Motorenwerk der Sowjetarmee – Olbricht Kaserne

Motorenwerk der Sowjetarmee – Olbricht Kaserne

Olbricht Kaserne. Ab 1895 entstanden an der heutigen Olbrichtstraße / Max Liebermannstraße etliche Kasernen, die beim Ausbruch des Ersten Weltkriegs gut 8000 Soldaten beherbergten.

Werk Motor Olbricht Kaserne

Werk Motor Olbricht Kaserne

Das Werk „Motor“ der ehemaligen Sowjetarmee auf dem Gelände der Heeresbäckerei.

Sie gehörten unter anderem dem Trainbataillon 19 an (ein Bataillon mit Nachschub-, Verpflegungs- und Verwaltungsaufgabe), zum Divisionsgericht oder zur Garnisonverwaltung. Es entstand eine Heeresbäckerei und diverse Silogebäude.

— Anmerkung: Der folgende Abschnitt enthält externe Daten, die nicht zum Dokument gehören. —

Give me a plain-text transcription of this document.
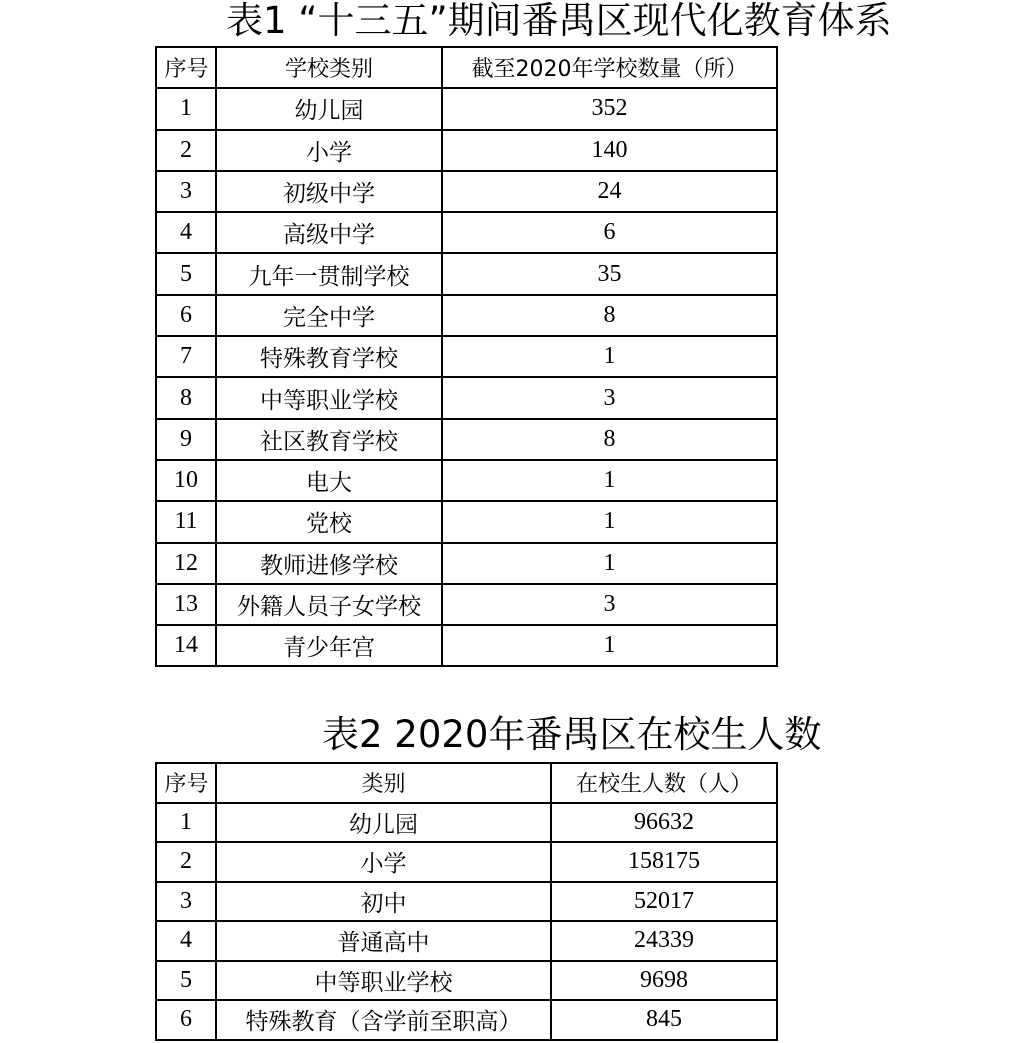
表1 “十三五”期间番禺区现代化教育体系
序号	学校类别	截至2020年学校数量（所）
1	幼儿园	352
2	小学	140
3	初级中学	24
4	高级中学	6
5	九年一贯制学校	35
6	完全中学	8
7	特殊教育学校	1
8	中等职业学校	3
9	社区教育学校	8
10	电大	1
11	党校	1
12	教师进修学校	1
13	外籍人员子女学校	3
14	青少年宫	1
表2 2020年番禺区在校生人数
序号	类别	在校生人数（人）
1	幼儿园	96632
2	小学	158175
3	初中	52017
4	普通高中	24339
5	中等职业学校	9698
6	特殊教育（含学前至职高）	845
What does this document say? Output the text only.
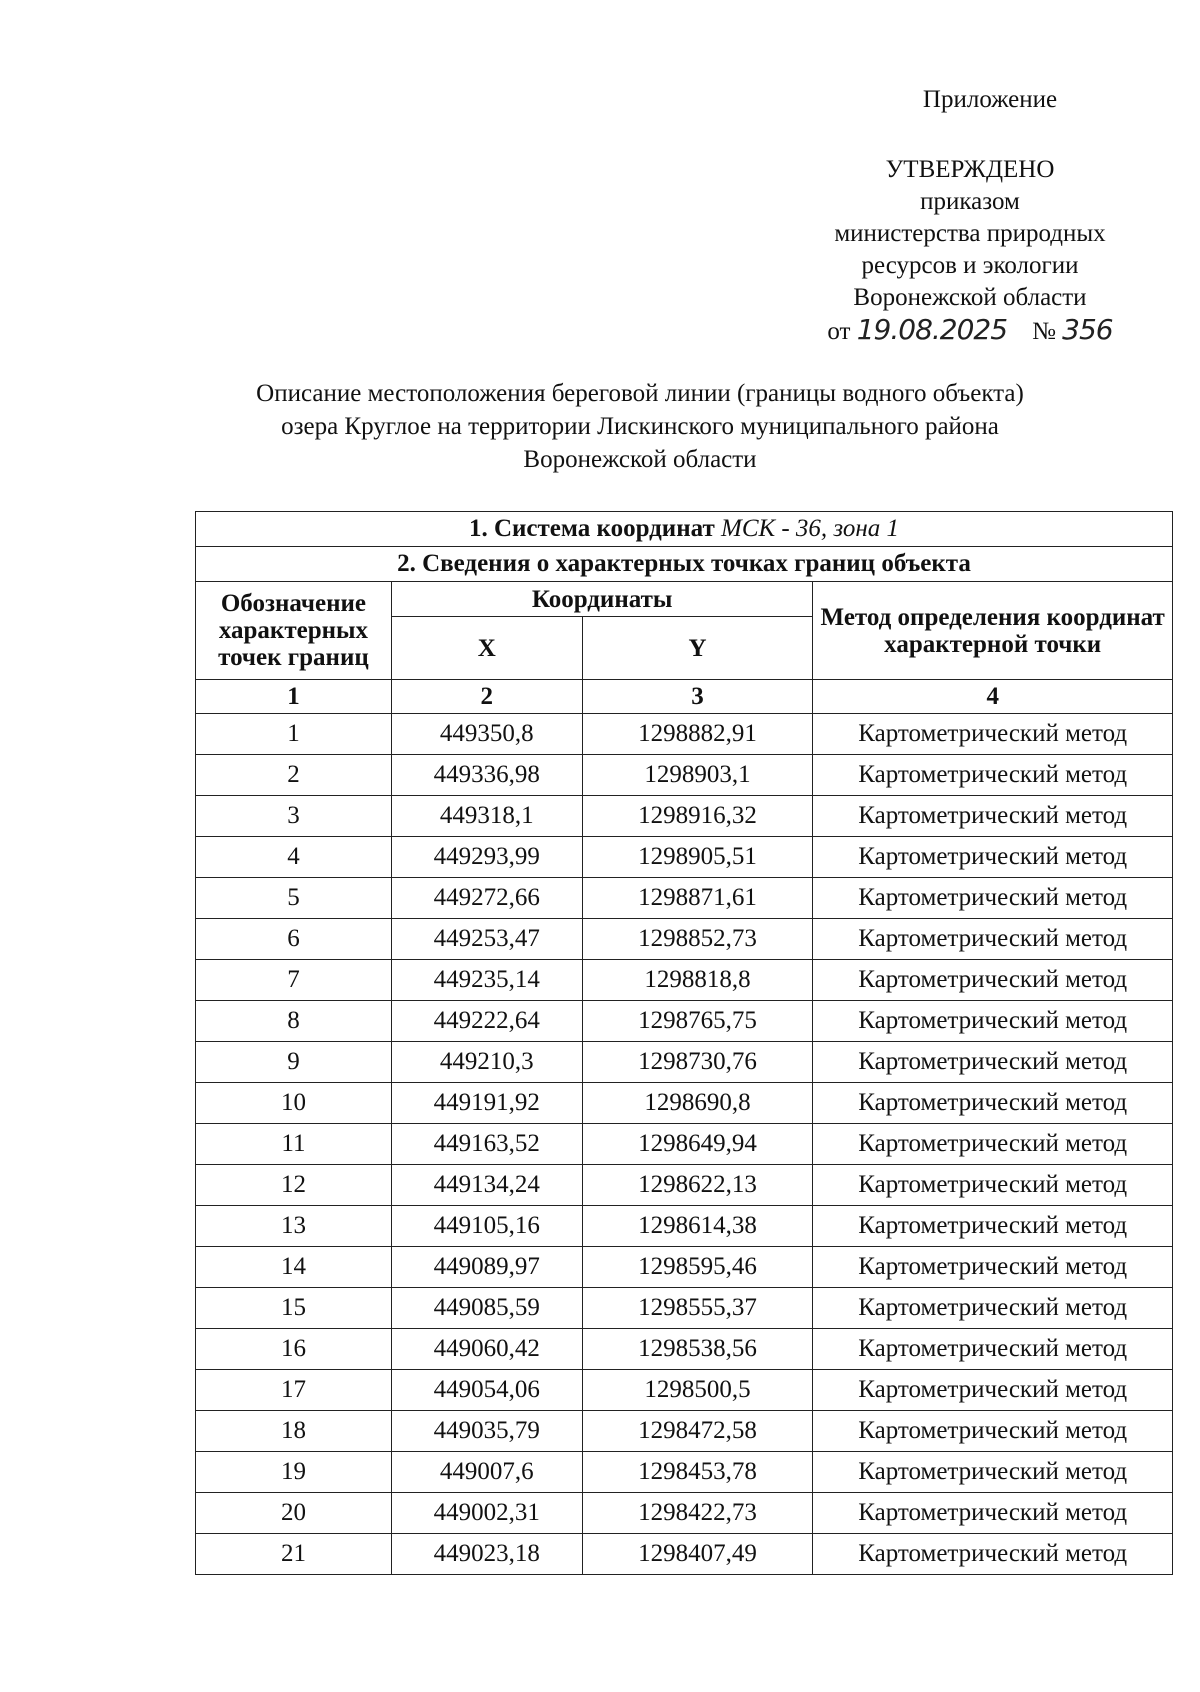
Приложение
УТВЕРЖДЕНО
приказом
министерства природных
ресурсов и экологии
Воронежской области
от 19.08.2025 № 356
Описание местоположения береговой линии (границы водного объекта)
озера Круглое на территории Лискинского муниципального района
Воронежской области
1. Система координат МСК - 36, зона 1			
2. Сведения о характерных точках границ объекта			
Обозначение характерных точек границ	Координаты		Метод определения координат характерной точки
	X	Y	
1	2	3	4
1	449350,8	1298882,91	Картометрический метод
2	449336,98	1298903,1	Картометрический метод
3	449318,1	1298916,32	Картометрический метод
4	449293,99	1298905,51	Картометрический метод
5	449272,66	1298871,61	Картометрический метод
6	449253,47	1298852,73	Картометрический метод
7	449235,14	1298818,8	Картометрический метод
8	449222,64	1298765,75	Картометрический метод
9	449210,3	1298730,76	Картометрический метод
10	449191,92	1298690,8	Картометрический метод
11	449163,52	1298649,94	Картометрический метод
12	449134,24	1298622,13	Картометрический метод
13	449105,16	1298614,38	Картометрический метод
14	449089,97	1298595,46	Картометрический метод
15	449085,59	1298555,37	Картометрический метод
16	449060,42	1298538,56	Картометрический метод
17	449054,06	1298500,5	Картометрический метод
18	449035,79	1298472,58	Картометрический метод
19	449007,6	1298453,78	Картометрический метод
20	449002,31	1298422,73	Картометрический метод
21	449023,18	1298407,49	Картометрический метод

Nach der Machtübernahme der Nationalsozialisten zogen in weite Teile der Anlage die Artellerie und Infanterie ein. Und nach 1945 übernahm die Rote Armee (bzw. später GSSD) etliche Kasernengebäude plus einiger Nutzbauten. Seither wurden in den riesigen Hallen schwere Maschinen und Fahrzeuge gewartet. Durch den mit den Arbeiten an den Panzer- und Turbomotoren verbunden Lärm entstand der umgangssprachliche Name „Motor Werk“. 1991 zog die GSSD ab, wobei Teile des Komplexes bis 1994 noch an eine russische Firma verpachtet war.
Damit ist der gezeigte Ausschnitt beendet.